Participants in this analysis were female adult Botswana citizens with known HIV status who began care between October 2010 and September 2018. The researchers used Kaplan-Meier analysis to estimate survival. Cox proportional hazards models estimated overall survival after adjustment for cancer stage, tumor receptor status, age (under 45 versus older), and personal income (under $50 a month versus more).
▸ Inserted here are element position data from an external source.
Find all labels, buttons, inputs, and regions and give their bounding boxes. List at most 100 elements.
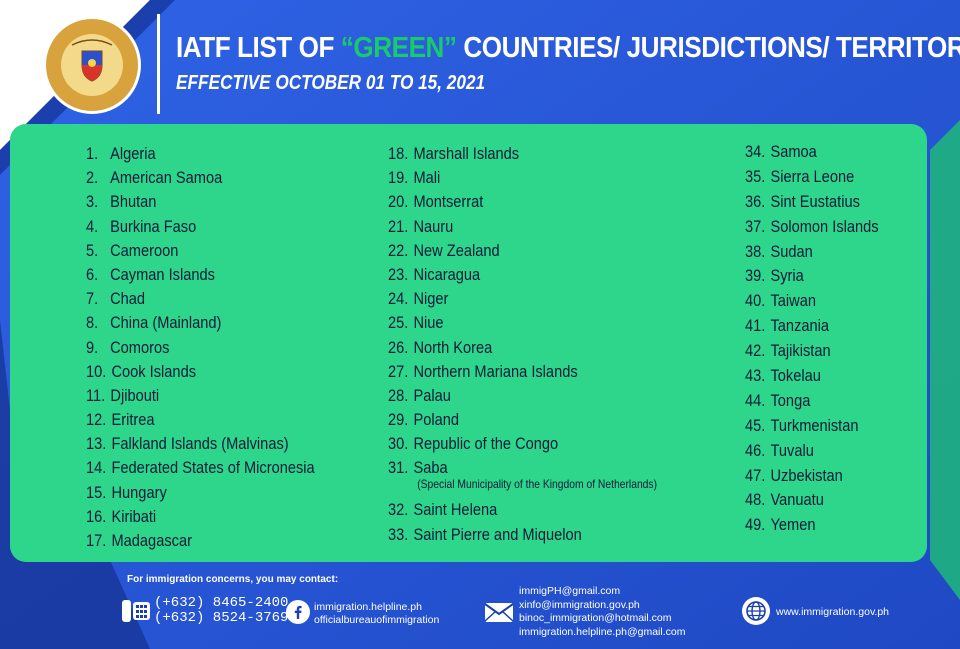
country-item: 18. Marshall Islands: [388, 142, 657, 166]
country-item: 31. Saba (Special Municipality of the King…: [388, 456, 657, 498]
country-item: 3. Bhutan: [86, 190, 315, 214]
country-item: 39. Syria: [745, 264, 879, 289]
email-icon: [484, 603, 514, 622]
country-name: Cook Islands: [111, 361, 197, 381]
country-item: 41. Tanzania: [745, 314, 879, 339]
country-item: 26. North Korea: [388, 336, 657, 360]
country-name: Solomon Islands: [770, 216, 879, 236]
contact-heading: For immigration concerns, you may contac…: [127, 574, 339, 585]
email-addresses: immigPH@gmail.com xinfo@immigration.gov.…: [519, 585, 685, 639]
country-item: 8. China (Mainland): [86, 311, 315, 335]
country-number: 27.: [388, 361, 409, 381]
country-item: 9. Comoros: [86, 336, 315, 360]
country-number: 23.: [388, 264, 409, 284]
country-item: 7. Chad: [86, 287, 315, 311]
country-item: 6. Cayman Islands: [86, 263, 315, 287]
country-item: 24. Niger: [388, 287, 657, 311]
country-name: Republic of the Congo: [413, 434, 559, 454]
country-name: Montserrat: [413, 192, 484, 212]
website-link[interactable]: www.immigration.gov.ph: [776, 606, 890, 618]
country-number: 46.: [745, 440, 766, 460]
country-number: 37.: [745, 216, 766, 236]
country-number: 25.: [388, 313, 409, 333]
country-number: 33.: [388, 524, 409, 544]
country-item: 30. Republic of the Congo: [388, 432, 657, 456]
phone-number-2[interactable]: (+632) 8524-3769: [154, 610, 289, 626]
country-item: 36. Sint Eustatius: [745, 190, 879, 215]
country-name: Sint Eustatius: [770, 191, 860, 211]
country-number: 26.: [388, 337, 409, 357]
country-item: 49. Yemen: [745, 513, 879, 538]
country-item: 4. Burkina Faso: [86, 215, 315, 239]
country-name: Tuvalu: [770, 440, 814, 460]
immigration-seal-logo: [42, 15, 142, 115]
country-name: Federated States of Micronesia: [111, 458, 315, 478]
country-name: Samoa: [770, 142, 817, 161]
country-number: 9.: [86, 337, 99, 357]
country-name: Niger: [413, 289, 449, 309]
country-name: Djibouti: [110, 385, 160, 405]
countries-panel: 1. Algeria 2. American Samoa 3. Bhutan 4. Burki…: [10, 124, 927, 562]
country-item: 46. Tuvalu: [745, 439, 879, 464]
email-link-1[interactable]: immigPH@gmail.com: [519, 585, 621, 597]
country-number: 28.: [388, 385, 409, 405]
facebook-link-2[interactable]: officialbureauofimmigration: [314, 614, 440, 626]
country-item: 21. Nauru: [388, 215, 657, 239]
country-name: Tonga: [770, 390, 811, 410]
country-number: 34.: [745, 142, 766, 161]
country-name: Bhutan: [110, 192, 157, 212]
country-number: 10.: [86, 361, 107, 381]
country-item: 17. Madagascar: [86, 529, 315, 553]
country-item: 2. American Samoa: [86, 166, 315, 190]
country-item: 1. Algeria: [86, 142, 315, 166]
title-green-word: “GREEN”: [340, 32, 457, 64]
country-item: 43. Tokelau: [745, 364, 879, 389]
country-item: 33. Saint Pierre and Miquelon: [388, 523, 657, 547]
country-item: 23. Nicaragua: [388, 263, 657, 287]
country-number: 8.: [86, 313, 99, 333]
country-item: 28. Palau: [388, 384, 657, 408]
email-link-2[interactable]: xinfo@immigration.gov.ph: [519, 598, 640, 611]
country-name: Nicaragua: [413, 264, 481, 284]
country-item: 40. Taiwan: [745, 289, 879, 314]
country-item: 35. Sierra Leone: [745, 165, 879, 190]
email-link-4[interactable]: immigration.helpline.ph@gmail.com: [519, 625, 686, 638]
country-name: Turkmenistan: [770, 415, 859, 435]
country-item: 48. Vanuatu: [745, 488, 879, 513]
country-name: Taiwan: [770, 291, 817, 311]
country-number: 18.: [388, 144, 409, 163]
facebook-link-1[interactable]: immigration.helpline.ph: [314, 601, 422, 613]
country-number: 20.: [388, 192, 409, 212]
country-name: Tokelau: [770, 366, 821, 386]
country-number: 43.: [745, 366, 766, 386]
email-link-3[interactable]: binoc_immigration@hotmail.com: [519, 612, 672, 624]
country-name: Kiribati: [111, 506, 157, 526]
country-number: 7.: [86, 289, 99, 309]
phone-numbers: (+632) 8465-2400 (+632) 8524-3769: [154, 596, 288, 626]
phone-number-1[interactable]: (+632) 8465-2400: [154, 595, 289, 611]
country-name: China (Mainland): [110, 313, 222, 333]
country-name: Uzbekistan: [770, 465, 843, 485]
country-name: Cayman Islands: [110, 264, 215, 284]
country-number: 6.: [86, 264, 99, 284]
country-item: 15. Hungary: [86, 481, 315, 505]
country-number: 5.: [86, 240, 99, 260]
country-number: 35.: [745, 166, 766, 186]
country-item: 20. Montserrat: [388, 190, 657, 214]
facebook-accounts: immigration.helpline.ph officialbureauof…: [314, 601, 439, 627]
country-number: 48.: [745, 490, 766, 510]
country-name: American Samoa: [110, 168, 223, 188]
country-name: Tajikistan: [770, 341, 831, 361]
country-number: 38.: [745, 241, 766, 261]
country-item: 38. Sudan: [745, 240, 879, 265]
country-number: 22.: [388, 240, 409, 260]
country-number: 19.: [388, 168, 409, 188]
country-name: New Zealand: [413, 240, 500, 260]
country-item: 5. Cameroon: [86, 239, 315, 263]
country-number: 24.: [388, 289, 409, 309]
country-item: 29. Poland: [388, 408, 657, 432]
country-number: 3.: [86, 192, 99, 212]
country-number: 41.: [745, 316, 766, 336]
country-number: 11.: [86, 385, 106, 405]
country-name: Poland: [413, 410, 460, 430]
The analysis focused on 151 breast cancer patients with HIV, 70 of whom (46%) died during follow-up, and 327 breast cancer patients without HIV, 101 of whom (31%) died. Among women who died, cancer explained the deaths of 93% of the HIV group a 86% of the non-HIV group. Cancer treatment toxicity accounted for 3% and 2% of deaths in these groups.
The 151 women with HIV were younger than the 327 without HIV (median 47.2 versus 55.9, P < 0.001), but they did not differ significantly in income, tumor receptor status, or cancer stage (15% and 14% stage 4, 40% and 43% stage 3). Most women with HIV (85%) were taking ART at breast cancer diagnosis, and 73% had taken ART for at least 2 years. HIV load lay below 1000 copies in 70% of women with HIV and had not been measured in 28%.
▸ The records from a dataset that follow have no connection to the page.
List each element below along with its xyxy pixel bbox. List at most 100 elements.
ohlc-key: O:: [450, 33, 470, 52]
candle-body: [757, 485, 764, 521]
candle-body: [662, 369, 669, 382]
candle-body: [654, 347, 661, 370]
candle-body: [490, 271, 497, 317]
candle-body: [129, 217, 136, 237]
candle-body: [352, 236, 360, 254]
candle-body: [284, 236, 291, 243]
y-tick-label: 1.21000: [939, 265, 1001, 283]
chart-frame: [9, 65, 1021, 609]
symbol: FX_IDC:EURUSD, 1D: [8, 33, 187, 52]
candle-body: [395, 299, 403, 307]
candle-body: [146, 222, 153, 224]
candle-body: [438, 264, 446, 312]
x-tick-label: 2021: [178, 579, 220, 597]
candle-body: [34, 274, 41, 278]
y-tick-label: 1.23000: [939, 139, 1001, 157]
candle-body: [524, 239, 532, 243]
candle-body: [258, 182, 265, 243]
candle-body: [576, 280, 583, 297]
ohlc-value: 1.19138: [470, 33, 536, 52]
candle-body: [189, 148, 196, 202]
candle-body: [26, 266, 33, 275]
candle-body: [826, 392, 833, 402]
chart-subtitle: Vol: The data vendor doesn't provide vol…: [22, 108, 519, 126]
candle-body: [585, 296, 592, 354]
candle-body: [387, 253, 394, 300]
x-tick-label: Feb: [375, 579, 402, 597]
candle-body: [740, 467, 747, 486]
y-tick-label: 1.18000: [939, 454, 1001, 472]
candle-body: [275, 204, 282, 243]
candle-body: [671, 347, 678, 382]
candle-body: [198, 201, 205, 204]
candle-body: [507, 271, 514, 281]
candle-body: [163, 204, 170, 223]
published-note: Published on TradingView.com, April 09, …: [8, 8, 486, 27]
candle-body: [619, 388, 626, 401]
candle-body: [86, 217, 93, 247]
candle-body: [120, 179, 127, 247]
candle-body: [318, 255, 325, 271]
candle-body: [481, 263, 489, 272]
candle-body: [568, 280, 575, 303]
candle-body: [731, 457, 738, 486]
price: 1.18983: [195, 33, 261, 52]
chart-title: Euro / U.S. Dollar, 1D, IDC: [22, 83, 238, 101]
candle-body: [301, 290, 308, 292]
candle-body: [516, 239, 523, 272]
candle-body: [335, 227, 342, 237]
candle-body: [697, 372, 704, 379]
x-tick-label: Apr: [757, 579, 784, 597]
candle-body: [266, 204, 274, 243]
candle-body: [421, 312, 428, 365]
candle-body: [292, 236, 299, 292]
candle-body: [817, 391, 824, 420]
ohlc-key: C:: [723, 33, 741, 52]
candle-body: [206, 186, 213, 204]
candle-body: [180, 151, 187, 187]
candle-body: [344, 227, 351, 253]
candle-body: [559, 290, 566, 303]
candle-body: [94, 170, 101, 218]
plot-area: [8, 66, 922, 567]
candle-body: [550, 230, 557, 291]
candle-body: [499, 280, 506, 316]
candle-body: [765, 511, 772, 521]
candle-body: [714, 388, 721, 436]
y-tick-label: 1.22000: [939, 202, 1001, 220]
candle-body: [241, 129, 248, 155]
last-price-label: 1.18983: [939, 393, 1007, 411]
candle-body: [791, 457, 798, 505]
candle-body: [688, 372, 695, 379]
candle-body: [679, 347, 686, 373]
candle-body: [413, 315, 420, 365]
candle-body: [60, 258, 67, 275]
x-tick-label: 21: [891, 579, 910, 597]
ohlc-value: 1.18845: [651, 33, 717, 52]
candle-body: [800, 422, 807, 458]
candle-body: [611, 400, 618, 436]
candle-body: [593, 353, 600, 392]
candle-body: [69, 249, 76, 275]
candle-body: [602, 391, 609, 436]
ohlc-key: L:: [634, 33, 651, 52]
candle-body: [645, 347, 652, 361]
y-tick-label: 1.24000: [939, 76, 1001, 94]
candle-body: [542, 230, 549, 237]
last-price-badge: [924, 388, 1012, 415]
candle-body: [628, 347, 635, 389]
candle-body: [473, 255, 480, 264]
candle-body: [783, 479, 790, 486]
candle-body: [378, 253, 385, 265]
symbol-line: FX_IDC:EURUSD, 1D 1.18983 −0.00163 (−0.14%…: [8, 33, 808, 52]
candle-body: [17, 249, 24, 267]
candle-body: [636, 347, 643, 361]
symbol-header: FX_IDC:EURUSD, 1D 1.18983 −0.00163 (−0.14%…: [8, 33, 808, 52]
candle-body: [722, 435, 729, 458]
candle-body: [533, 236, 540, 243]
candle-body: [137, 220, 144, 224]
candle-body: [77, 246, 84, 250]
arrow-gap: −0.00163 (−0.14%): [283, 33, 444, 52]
Women with HIV did not differ significantly from the HIV-negative group in whether they had surgical treatment, chemotherapy, or radiation therapy, or in types of these therapies.
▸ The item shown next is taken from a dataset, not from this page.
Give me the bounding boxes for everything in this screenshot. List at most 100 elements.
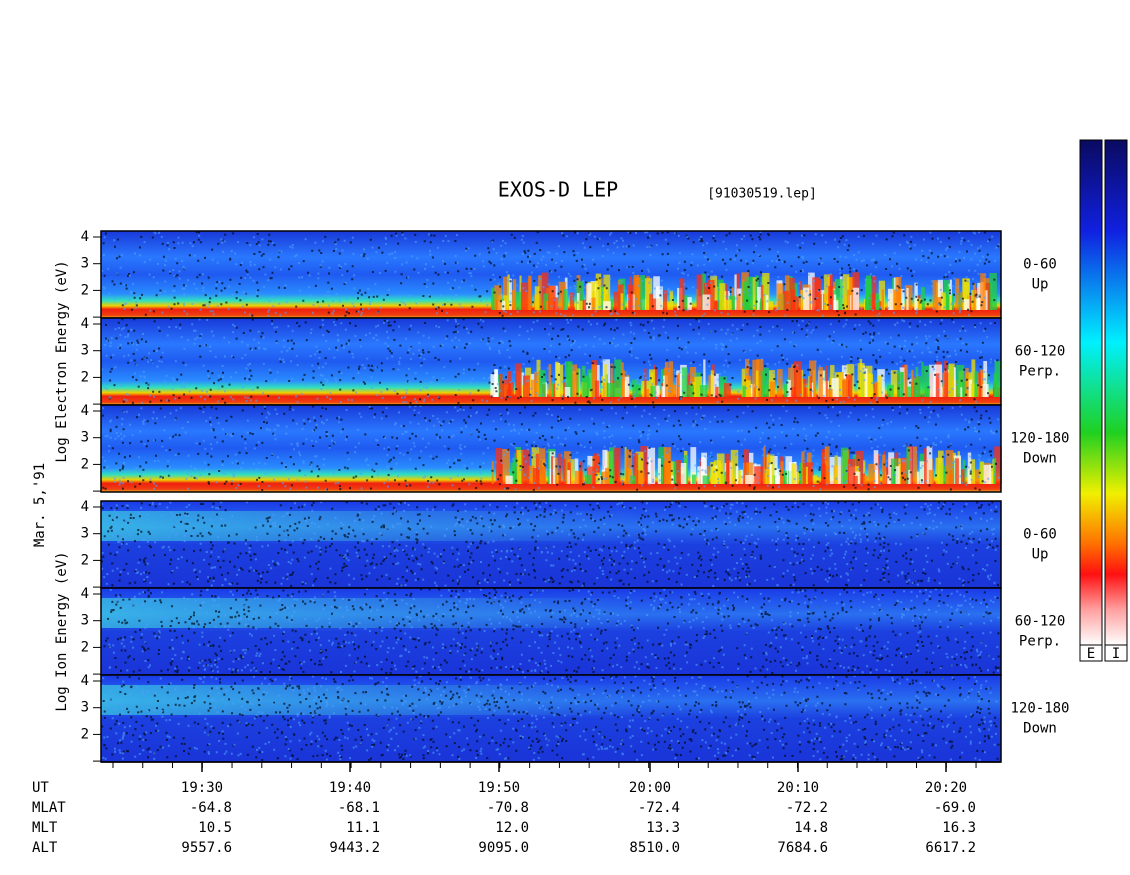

Multivariable Cox analysis adjusted for age, cancer stage, tumor receptor expression, and income linked HIV to almost 2-fold lower survival with breast cancer during follow-up HIV (hazard ratio [HR] 1.82, 95% confidence interval [CI] 1.32 to 2.49, P < 0.001). That estimate did not change substantially in a propensity score-adjusted analysis or an inverse probability weighted marginal structural model.
Further analysis determined that the negative impact of HIV on survival appeared to be worse with older age, earlier cancer stage, higher current CD4 count, and longer ART:
-- Age over 45 vs younger: HR 2.11
-- Breast cancer stage 2 vs 4: HR 3.36
-- Breast cancer stage 3 vs 4: HR 2.15
-- 350 to 500 CD4s: HR 2.73
-- 500 or more CD4s: HR 2.43
-- More than 2 years of ART: HR 1.95
The primary multivariable analysis, the researchers stressed, shows that lower breast cancer survival with HIV cannot be attributed to worse cancer stage or subtype. They noted that poor overall survival with or without HIV underlines the need for strategies to speed breast cancer diagnosis and care.
1. Sadigh KS, Hodgeman RM, Tapela N, et al. HIV is associated with decreased breast cancer survival: a prospective cohort study. Conference on Retroviruses and Opportunistic Infections (CROI). March 4-7, 2019. Seattle. Abstract 16.
2. Coghill AE, Newcomb PA, Madeleine MM, et al. Contribution of HIV infection to mortality among cancer patients in Uganda. AIDS. 2013;27:2933-2942.
3. Coghill AE, Shiels MS, Suneja G, Engels EA. Elevated cancer-specific mortality among HIV-infected patients in the United States. J Clin Oncol. 2015;33:2376-2383.